Anma programında konuşan Güngören Belediye Başkanı Bünyamin Demir, “Her sene olduğu gibi yine Temmuz ayının son günlerinde burada birlikteyiz. Bizim için tekrar o günleri hatırlamaya vesile oluyor ama aynı zamanda bir araya geliyoruz, tekrar hatırlıyoruz, unutmadığımızı bir kez daha haykırıyoruz. Çünkü burada şehit olanlar bu ülkenin, bu memleketin birliği beraberliği uğruna fedai can eylediler. Nasıl ki bu toprakların sınırlarında bizim sınırlarımızı korumak için can verdiyse kardeşlerimiz, şehitlerimiz, nasıl mücadele ettiyse gazilerimiz aynı şekilde onlarda bu ülkenin birliğine, beraberliğine saldıranlara karşı burada canlarıyla bedel ödediler. Allah rahmet eylesin.
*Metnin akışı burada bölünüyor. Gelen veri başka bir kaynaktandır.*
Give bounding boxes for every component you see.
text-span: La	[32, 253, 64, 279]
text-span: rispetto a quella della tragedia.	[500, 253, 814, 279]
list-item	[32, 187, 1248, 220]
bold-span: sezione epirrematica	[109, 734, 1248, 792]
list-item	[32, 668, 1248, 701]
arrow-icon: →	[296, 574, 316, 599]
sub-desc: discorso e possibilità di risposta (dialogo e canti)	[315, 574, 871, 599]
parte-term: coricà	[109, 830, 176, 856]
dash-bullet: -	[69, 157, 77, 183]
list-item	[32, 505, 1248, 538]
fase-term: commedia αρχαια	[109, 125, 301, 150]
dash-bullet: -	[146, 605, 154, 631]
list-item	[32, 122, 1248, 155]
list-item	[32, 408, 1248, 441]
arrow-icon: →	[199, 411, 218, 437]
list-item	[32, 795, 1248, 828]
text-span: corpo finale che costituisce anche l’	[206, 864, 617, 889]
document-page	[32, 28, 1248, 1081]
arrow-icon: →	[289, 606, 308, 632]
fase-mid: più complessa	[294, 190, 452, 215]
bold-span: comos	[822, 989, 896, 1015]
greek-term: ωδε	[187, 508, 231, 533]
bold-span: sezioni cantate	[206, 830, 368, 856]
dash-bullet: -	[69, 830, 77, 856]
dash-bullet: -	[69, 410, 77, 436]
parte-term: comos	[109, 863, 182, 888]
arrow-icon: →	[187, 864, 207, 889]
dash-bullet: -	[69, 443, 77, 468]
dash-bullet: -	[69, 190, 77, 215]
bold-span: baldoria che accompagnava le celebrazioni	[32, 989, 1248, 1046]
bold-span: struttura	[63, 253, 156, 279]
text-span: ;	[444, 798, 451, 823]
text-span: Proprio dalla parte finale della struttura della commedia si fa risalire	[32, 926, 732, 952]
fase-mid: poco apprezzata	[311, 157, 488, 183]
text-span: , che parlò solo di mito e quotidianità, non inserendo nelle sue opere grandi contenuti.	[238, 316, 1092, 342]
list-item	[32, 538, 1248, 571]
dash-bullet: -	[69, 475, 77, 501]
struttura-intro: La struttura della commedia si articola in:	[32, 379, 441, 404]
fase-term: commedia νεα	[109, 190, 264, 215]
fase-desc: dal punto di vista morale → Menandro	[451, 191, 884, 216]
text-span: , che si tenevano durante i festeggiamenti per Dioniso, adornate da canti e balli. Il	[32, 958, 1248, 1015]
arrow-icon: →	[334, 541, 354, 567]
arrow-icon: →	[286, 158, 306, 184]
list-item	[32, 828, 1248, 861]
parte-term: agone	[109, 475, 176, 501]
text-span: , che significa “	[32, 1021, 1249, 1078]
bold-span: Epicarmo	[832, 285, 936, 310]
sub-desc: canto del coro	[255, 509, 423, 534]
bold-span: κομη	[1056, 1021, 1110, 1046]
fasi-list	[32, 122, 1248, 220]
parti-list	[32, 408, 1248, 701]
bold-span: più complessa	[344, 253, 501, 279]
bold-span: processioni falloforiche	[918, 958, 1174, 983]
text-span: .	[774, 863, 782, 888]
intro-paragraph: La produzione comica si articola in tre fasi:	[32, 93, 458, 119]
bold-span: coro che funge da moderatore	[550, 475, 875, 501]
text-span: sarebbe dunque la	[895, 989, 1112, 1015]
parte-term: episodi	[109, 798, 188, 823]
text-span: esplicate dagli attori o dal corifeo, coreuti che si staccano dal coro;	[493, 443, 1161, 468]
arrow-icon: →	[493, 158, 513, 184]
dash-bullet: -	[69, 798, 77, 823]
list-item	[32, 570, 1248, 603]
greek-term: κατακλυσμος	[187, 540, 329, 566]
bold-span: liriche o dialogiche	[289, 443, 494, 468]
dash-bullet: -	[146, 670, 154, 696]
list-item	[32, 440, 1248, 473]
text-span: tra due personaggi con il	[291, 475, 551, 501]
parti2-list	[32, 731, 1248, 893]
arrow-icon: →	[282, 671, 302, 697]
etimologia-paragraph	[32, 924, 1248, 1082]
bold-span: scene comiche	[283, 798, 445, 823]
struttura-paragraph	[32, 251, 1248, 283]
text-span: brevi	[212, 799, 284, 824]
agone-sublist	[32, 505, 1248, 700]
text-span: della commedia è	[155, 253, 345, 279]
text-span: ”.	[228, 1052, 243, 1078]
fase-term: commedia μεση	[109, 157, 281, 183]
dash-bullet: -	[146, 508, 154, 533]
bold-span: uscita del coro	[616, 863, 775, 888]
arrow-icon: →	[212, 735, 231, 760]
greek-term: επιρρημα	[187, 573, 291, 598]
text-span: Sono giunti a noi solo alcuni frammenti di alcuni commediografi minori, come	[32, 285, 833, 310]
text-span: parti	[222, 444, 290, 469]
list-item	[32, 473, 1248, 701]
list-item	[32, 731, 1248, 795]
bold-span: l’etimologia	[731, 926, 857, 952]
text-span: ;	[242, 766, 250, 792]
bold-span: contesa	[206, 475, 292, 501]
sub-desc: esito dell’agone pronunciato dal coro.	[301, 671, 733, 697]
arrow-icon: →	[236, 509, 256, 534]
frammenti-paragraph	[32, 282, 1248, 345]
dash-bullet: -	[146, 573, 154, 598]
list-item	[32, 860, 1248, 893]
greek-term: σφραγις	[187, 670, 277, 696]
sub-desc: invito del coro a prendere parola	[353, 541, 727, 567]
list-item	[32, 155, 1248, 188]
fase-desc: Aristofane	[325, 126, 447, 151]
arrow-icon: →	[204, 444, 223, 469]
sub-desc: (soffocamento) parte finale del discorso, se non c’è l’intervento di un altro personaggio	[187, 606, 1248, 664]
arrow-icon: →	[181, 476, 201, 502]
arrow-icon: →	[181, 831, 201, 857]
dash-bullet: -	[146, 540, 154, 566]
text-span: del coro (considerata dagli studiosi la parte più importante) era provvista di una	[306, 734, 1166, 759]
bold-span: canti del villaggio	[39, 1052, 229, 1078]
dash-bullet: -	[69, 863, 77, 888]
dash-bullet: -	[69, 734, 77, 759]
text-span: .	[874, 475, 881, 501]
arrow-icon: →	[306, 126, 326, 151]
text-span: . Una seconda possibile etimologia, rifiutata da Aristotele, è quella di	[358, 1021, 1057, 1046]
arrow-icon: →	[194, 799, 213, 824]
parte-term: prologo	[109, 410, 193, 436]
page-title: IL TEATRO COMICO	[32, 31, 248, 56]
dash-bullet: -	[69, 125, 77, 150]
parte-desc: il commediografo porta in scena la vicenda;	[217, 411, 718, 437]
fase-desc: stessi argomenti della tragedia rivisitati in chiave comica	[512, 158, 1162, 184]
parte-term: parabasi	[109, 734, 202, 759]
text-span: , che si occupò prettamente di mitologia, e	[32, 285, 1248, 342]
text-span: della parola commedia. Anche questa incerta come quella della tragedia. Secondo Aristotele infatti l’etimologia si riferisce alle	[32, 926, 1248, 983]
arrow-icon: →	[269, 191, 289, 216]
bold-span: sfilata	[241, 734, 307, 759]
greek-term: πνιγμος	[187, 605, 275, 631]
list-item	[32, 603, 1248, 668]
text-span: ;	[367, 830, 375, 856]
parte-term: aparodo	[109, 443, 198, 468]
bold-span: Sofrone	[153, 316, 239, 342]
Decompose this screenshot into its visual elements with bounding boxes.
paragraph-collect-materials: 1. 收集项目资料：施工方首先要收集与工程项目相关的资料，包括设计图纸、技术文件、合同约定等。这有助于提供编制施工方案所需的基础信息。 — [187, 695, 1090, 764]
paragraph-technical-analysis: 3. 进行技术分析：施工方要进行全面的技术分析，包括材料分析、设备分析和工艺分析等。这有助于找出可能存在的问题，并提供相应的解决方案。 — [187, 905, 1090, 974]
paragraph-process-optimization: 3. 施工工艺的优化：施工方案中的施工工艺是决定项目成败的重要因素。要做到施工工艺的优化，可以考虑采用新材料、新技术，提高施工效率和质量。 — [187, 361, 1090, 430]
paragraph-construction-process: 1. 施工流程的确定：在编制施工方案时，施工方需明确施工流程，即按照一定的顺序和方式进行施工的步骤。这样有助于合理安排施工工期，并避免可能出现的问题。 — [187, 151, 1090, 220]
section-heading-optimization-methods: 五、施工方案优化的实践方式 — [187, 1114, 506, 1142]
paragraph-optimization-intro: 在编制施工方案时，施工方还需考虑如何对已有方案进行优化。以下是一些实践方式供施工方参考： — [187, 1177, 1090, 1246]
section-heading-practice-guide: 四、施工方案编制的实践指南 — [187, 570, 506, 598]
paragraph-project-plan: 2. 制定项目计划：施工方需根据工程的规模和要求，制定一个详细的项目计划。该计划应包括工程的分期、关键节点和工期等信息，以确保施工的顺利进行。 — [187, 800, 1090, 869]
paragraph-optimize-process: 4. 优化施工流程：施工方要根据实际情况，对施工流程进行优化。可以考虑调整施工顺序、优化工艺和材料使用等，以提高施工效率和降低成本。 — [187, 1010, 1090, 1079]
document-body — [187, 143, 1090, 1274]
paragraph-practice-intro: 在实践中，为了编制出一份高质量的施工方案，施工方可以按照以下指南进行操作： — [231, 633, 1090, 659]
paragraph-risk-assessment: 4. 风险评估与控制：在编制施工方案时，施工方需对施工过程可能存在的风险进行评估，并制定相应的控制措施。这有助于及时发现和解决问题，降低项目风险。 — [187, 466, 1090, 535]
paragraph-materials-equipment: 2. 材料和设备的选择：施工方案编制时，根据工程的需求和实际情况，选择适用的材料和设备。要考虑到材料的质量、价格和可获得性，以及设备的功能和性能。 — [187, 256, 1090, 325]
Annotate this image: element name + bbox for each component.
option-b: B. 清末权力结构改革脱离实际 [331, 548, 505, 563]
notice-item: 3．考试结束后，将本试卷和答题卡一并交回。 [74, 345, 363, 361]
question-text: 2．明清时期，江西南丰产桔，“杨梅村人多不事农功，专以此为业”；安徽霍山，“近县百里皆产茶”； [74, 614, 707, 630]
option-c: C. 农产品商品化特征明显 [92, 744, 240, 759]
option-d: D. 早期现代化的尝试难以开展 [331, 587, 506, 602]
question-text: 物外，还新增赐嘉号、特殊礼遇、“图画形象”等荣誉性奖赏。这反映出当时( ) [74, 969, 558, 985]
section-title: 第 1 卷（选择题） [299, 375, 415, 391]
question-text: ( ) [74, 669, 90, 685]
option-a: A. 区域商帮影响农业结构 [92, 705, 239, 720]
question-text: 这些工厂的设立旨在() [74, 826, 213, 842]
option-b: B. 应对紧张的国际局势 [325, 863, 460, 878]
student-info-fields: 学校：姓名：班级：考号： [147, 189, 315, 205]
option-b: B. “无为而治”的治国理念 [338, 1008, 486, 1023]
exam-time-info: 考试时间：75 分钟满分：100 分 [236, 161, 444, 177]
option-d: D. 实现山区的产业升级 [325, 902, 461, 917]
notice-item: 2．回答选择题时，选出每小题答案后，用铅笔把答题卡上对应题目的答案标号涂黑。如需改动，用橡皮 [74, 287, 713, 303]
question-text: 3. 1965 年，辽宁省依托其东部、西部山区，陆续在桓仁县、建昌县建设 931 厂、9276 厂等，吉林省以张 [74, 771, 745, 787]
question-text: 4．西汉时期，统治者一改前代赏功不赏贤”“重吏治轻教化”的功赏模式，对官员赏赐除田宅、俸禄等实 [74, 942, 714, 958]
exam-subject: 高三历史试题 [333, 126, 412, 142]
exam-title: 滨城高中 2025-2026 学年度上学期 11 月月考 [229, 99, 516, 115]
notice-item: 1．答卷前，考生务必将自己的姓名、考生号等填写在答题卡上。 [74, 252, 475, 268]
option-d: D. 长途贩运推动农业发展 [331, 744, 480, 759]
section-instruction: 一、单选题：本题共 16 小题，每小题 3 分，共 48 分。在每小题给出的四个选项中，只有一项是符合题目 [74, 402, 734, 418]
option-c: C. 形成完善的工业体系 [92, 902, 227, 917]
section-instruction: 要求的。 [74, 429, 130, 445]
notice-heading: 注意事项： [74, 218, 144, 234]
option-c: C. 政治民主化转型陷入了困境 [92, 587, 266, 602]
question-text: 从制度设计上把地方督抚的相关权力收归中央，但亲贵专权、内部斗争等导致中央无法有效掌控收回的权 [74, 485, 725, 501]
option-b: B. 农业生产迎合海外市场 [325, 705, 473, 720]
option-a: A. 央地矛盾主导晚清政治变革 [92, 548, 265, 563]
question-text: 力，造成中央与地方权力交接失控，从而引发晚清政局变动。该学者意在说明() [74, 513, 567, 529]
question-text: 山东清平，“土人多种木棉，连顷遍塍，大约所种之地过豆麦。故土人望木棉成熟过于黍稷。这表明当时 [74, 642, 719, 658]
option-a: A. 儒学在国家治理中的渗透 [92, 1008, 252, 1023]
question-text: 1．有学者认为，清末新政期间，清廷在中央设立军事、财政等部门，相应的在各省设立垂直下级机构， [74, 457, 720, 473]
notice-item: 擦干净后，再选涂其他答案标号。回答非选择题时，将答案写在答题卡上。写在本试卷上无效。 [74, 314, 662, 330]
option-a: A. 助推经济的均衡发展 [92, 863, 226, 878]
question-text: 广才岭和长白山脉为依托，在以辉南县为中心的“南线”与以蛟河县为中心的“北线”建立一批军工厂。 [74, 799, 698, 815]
Bizi bölmek, bizi birbirimize düşürmek isteyenlere de Allah fırsat vermesin. Biz bugün burada o günün hatırasını tekrar yaşatıyoruz. Allah ömür verirse her sene burada bunu hatırlamaya, biz beraberiz, biz yan yanayız, komşularımızla kardeş kardeşe, gönül gönüle beraberiz, görünüşlerimiz farklı olsa da, dünya görüşlerimiz farklı olsa da, meseleleri algılayış biçimlerimiz farklı olsa da mesele millet, mesele memleket olduğunda biz yan yanayız, omuz omuzayız ve aramıza girmek isteyenlere fırsat vermeyeceğiz demeye her sene devam edeceğiz. İnşallah burada bir daha böyle günleri yaşamayız, inşallah bu ülkeye böyle saldırılar gerçekleşmez bunun için görev yapan tüm Mehmetçiklerimize, polislerimize, güvenlik güçlerimize Allah yardım etsin, onlara teşekkür ediyoruz” dedi.
Patlamada oğlunu kaybeden baba: “Terör Furkan’ımı aldı götürdü”
Bombalı saldırıda 14 yaşındaki oğlunu kaybeden Mustafa Şentürk, “Acımız devam ediyor, oğlum rahmetli Furkan’ım 14 yaşındaydı. Okul birincisiydi, imtihanlara girdi, hepsini kazandı, vefat ettikten bir hafta sonra Kuleli Lisesi’ni kazandığının belgesini getirdiler. Furkan’ım çok dürüst birisiydi, karıncayı dahi incitmezdi. Çok sevecen, çok tatlı, çok güzel bir oğlum vardı. Babasını, annesini hiç incitmezdi. Terör aldı götürdü. İlk önce ses bombası patlatıyorlar. Rahmetli oğlum yaralıları ambulansa bindiriyor dönüşte ikinci bombanın patlamasıyla şehit oluyor. Oğlum şehit olurken bile yardım ediyor” şeklinde konuştu.
“16 yıl oldu ama acımız 16 dakika önce olmuş gibi hiç dinmedi”
Bombalı saldırıda hayatını kaybeden Furkan Şentürk’ün annesi Şadiye Şentürk ise, “16 yıl oldu ama acımız 16 dakika önce olmuş gibi hiç dinmedi. En küçük oğlumdu ablası ve abisi vardı. 14 yaşındaydı oğlum. Oğlumun cansız bedenini burada gördüm. İnanamadım o değildir dedim. Bir sene tedavi gördüm ama hep bekliyordum ki oğlum gelecek. Mehmetçiğin gözlerinden öpüyorum o yavrular dağda bizim için mücadele ediyor” dedi.